The more important track the novella takes, though, is the question of how a person deals with not having access to the public record of the events of their life that they’re used to. Cut off from the usual recording of her life, Katya mentions time and time again how much she wishes she could look back and analyze her facial expressions, actions, and surroundings. How much she wants a confirmation of what she remembers, because for most of the time span of the story adrenaline was taking over and she’s not entirely sure what she was thinking. She wants both clues as to why she did what she did and proof that all of it actually happened.
That divide between reality and memory, between experience and record is something everyone has to deal with. But I think the inability to just shrug off that uncertainty is pretty particular to a generation that is used to having some sort of recorded proof at their fingertips. I know when I’m wondering when something happened or who I was with at the time the first thing I do is try to look up the pictures on Facebook.
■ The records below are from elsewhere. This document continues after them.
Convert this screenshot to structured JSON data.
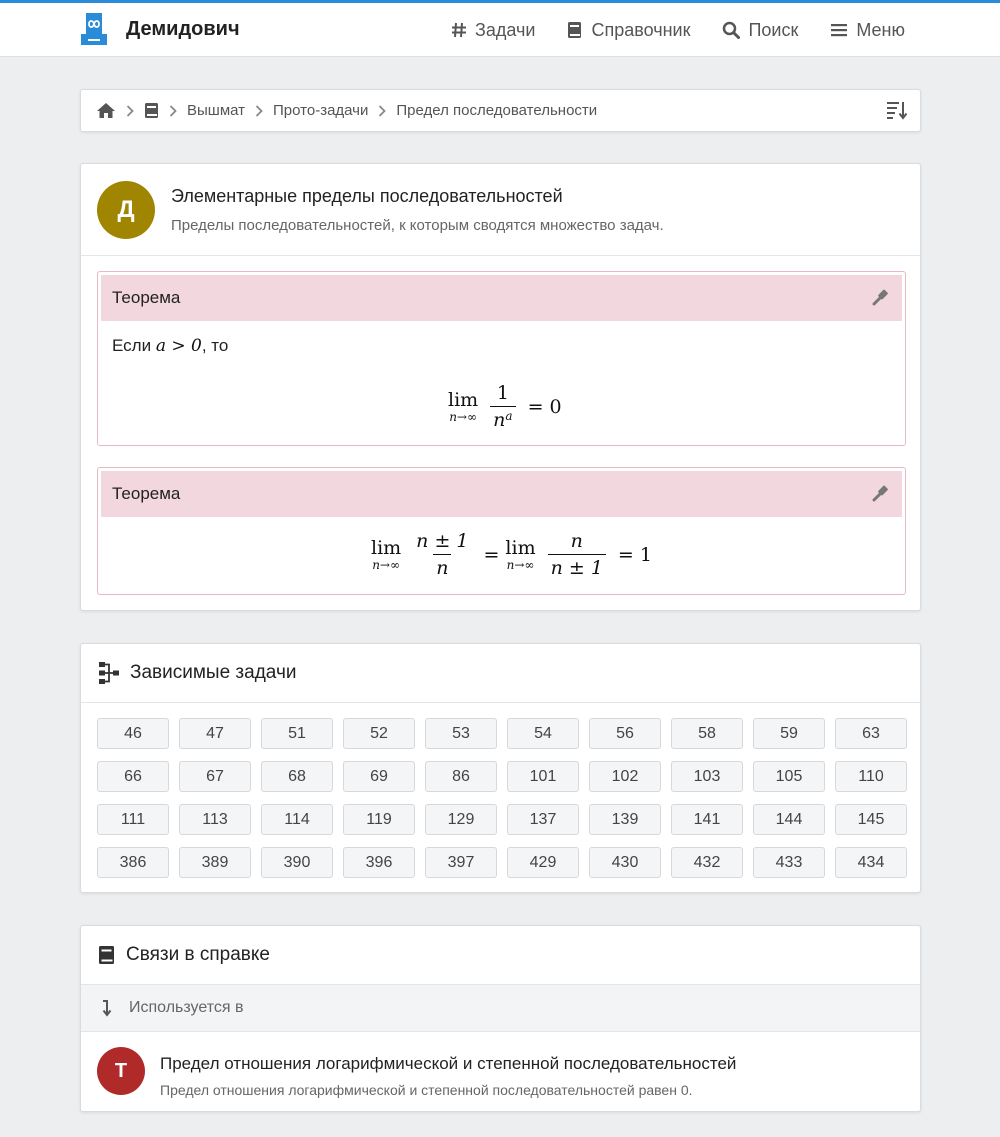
{
  "navbar": {
    "brand": "Демидович",
    "items": [
      {
        "label": "Задачи",
        "icon": "hash-icon"
      },
      {
        "label": "Справочник",
        "icon": "book-icon"
      },
      {
        "label": "Поиск",
        "icon": "search-icon"
      },
      {
        "label": "Меню",
        "icon": "menu-icon"
      }
    ]
  },
  "breadcrumb": {
    "items": [
      "Вышмат",
      "Прото-задачи",
      "Предел последовательности"
    ]
  },
  "topic": {
    "avatar_letter": "Д",
    "avatar_color": "#a08600",
    "title": "Элементарные пределы последовательностей",
    "subtitle": "Пределы последовательностей, к которым сводятся множество задач."
  },
  "theorems": [
    {
      "label": "Теорема",
      "text_before": "Если",
      "condition": "a > 0",
      "text_after": ", то",
      "formula": {
        "lim_sub": "n→∞",
        "numerator": "1",
        "denominator": "n",
        "exponent": "a",
        "rhs": "0"
      }
    },
    {
      "label": "Теорема",
      "formula": {
        "lim_sub": "n→∞",
        "left_num": "n ± 1",
        "left_den": "n",
        "right_num": "n",
        "right_den": "n ± 1",
        "rhs": "1"
      }
    }
  ],
  "dependent": {
    "title": "Зависимые задачи",
    "tasks": [
      "46",
      "47",
      "51",
      "52",
      "53",
      "54",
      "56",
      "58",
      "59",
      "63",
      "66",
      "67",
      "68",
      "69",
      "86",
      "101",
      "102",
      "103",
      "105",
      "110",
      "111",
      "113",
      "114",
      "119",
      "129",
      "137",
      "139",
      "141",
      "144",
      "145",
      "386",
      "389",
      "390",
      "396",
      "397",
      "429",
      "430",
      "432",
      "433",
      "434"
    ]
  },
  "links": {
    "title": "Связи в справке",
    "used_in_label": "Используется в",
    "items": [
      {
        "avatar_letter": "Т",
        "avatar_color": "#b02a2a",
        "title": "Предел отношения логарифмической и степенной последовательностей",
        "subtitle": "Предел отношения логарифмической и степенной последовательностей равен 0."
      }
    ]
  },
  "colors": {
    "accent": "#2a8bd8",
    "theorem_header_bg": "#f3d7df",
    "theorem_border": "#e8b8c6"
  }
}
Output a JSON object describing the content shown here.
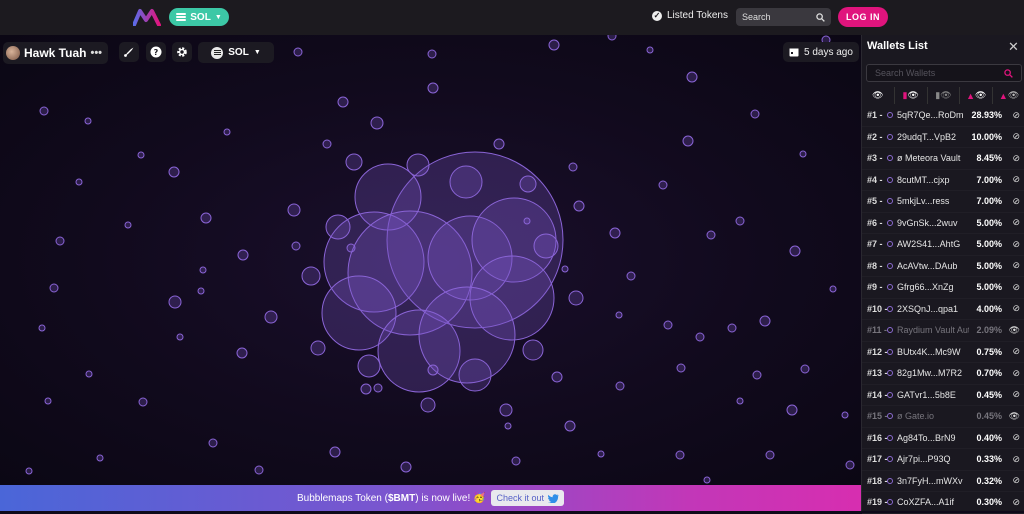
{
  "topbar": {
    "chain_label": "SOL",
    "listed_tokens_label": "Listed Tokens",
    "search_placeholder": "Search",
    "login_label": "LOG IN"
  },
  "toolbar": {
    "token_name": "Hawk Tuah",
    "more_label": "•••",
    "chain_label": "SOL",
    "date_label": "5 days ago"
  },
  "banner": {
    "text_before": "Bubblemaps Token (",
    "token_symbol": "$BMT",
    "text_after": ") is now live! 🥳",
    "cta_label": "Check it out"
  },
  "panel": {
    "title": "Wallets List",
    "search_placeholder": "Search Wallets",
    "wallets": [
      {
        "rank": "#1 -",
        "address": "5qR7Qe...RoDm",
        "percent": "28.93%",
        "dim": false
      },
      {
        "rank": "#2 -",
        "address": "29udqT...VpB2",
        "percent": "10.00%",
        "dim": false
      },
      {
        "rank": "#3 -",
        "address": "ø Meteora Vault",
        "percent": "8.45%",
        "dim": false
      },
      {
        "rank": "#4 -",
        "address": "8cutMT...cjxp",
        "percent": "7.00%",
        "dim": false
      },
      {
        "rank": "#5 -",
        "address": "5mkjLv...ress",
        "percent": "7.00%",
        "dim": false
      },
      {
        "rank": "#6 -",
        "address": "9vGnSk...2wuv",
        "percent": "5.00%",
        "dim": false
      },
      {
        "rank": "#7 -",
        "address": "AW2S41...AhtG",
        "percent": "5.00%",
        "dim": false
      },
      {
        "rank": "#8 -",
        "address": "AcAVtw...DAub",
        "percent": "5.00%",
        "dim": false
      },
      {
        "rank": "#9 -",
        "address": "Gfrg66...XnZg",
        "percent": "5.00%",
        "dim": false
      },
      {
        "rank": "#10 -",
        "address": "2XSQnJ...qpa1",
        "percent": "4.00%",
        "dim": false
      },
      {
        "rank": "#11 -",
        "address": "Raydium Vault Aut...",
        "percent": "2.09%",
        "dim": true
      },
      {
        "rank": "#12 -",
        "address": "BUtx4K...Mc9W",
        "percent": "0.75%",
        "dim": false
      },
      {
        "rank": "#13 -",
        "address": "82g1Mw...M7R2",
        "percent": "0.70%",
        "dim": false
      },
      {
        "rank": "#14 -",
        "address": "GATvr1...5b8E",
        "percent": "0.45%",
        "dim": false
      },
      {
        "rank": "#15 -",
        "address": "ø Gate.io",
        "percent": "0.45%",
        "dim": true
      },
      {
        "rank": "#16 -",
        "address": "Ag84To...BrN9",
        "percent": "0.40%",
        "dim": false
      },
      {
        "rank": "#17 -",
        "address": "Ajr7pi...P93Q",
        "percent": "0.33%",
        "dim": false
      },
      {
        "rank": "#18 -",
        "address": "3n7FyH...mWXv",
        "percent": "0.32%",
        "dim": false
      },
      {
        "rank": "#19 -",
        "address": "CoXZFA...A1if",
        "percent": "0.30%",
        "dim": false
      }
    ]
  },
  "colors": {
    "accent": "#e0147d",
    "chain": "#3cc8a6",
    "bubble": "#7b55c7"
  }
}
And I do get disappointed when I don’t find the confirmation I’m seeking.
This is all extremely interesting discussion to me, and like I said, I think it’s enough to carry the story by itself. It does help that what structure the book has is well done, though. The plot may not be anything complex, but Kowal still knows how to load it with big moments and drama. And if the prose is fairly plain, then it still knows exactly what feel it wants to create and how to make that happen.
This comes mostly from the single narrative convention mentioned at the beginning of this review. The conceit here is that the story is being written down for an unknown customer by Katya, who is wracking her brain trying to figure out both what actually happened to her and what this person wants out of hearing it. So everything from Katya’s frustrated and brusque tone, to her constant digressions as new details are recalled, to the typos and reworded strikethroughs sprinkled through the text work in service of that.
Those little details really help to convey what the story is trying to do, and I love how they aid the theme of uncertainty. Faced with it, Katya still needs to have some record of her experience, even if it’s one created after the fact.
The best part is the characterization, though. We may only have two characters here and they may not have much room to develop, but again, what is here is well done. I’ve mentioned before how important it is for character reactions to feel real, and this book is wonderful on that point.
Katya’s imprisonment by “Johnny” is never treated as anything less than an actual hostage situation, and the two people involved react accordingly, even in spite of the grudging liking they take to each other. She never stops being afraid of him, even when he’s doing nothing threatening, and he never trusts her enough to even tell her his real name or show her his face. They may have some strange camaraderie between them, but they’re never made out to be friends.
So yes, this may be a simple story, but all of its simple elements are done exceptionally well. To the extent that there’s a small part of me that thinks it’s not simple at all, just clean enough to be deceptive.
Between that and the discussion fodder I’d say this is more than well worth your time. At three bucks for the Kindle edition and a length that can be read in a couple of hours, I don’t see why you wouldn’t at least give it a try.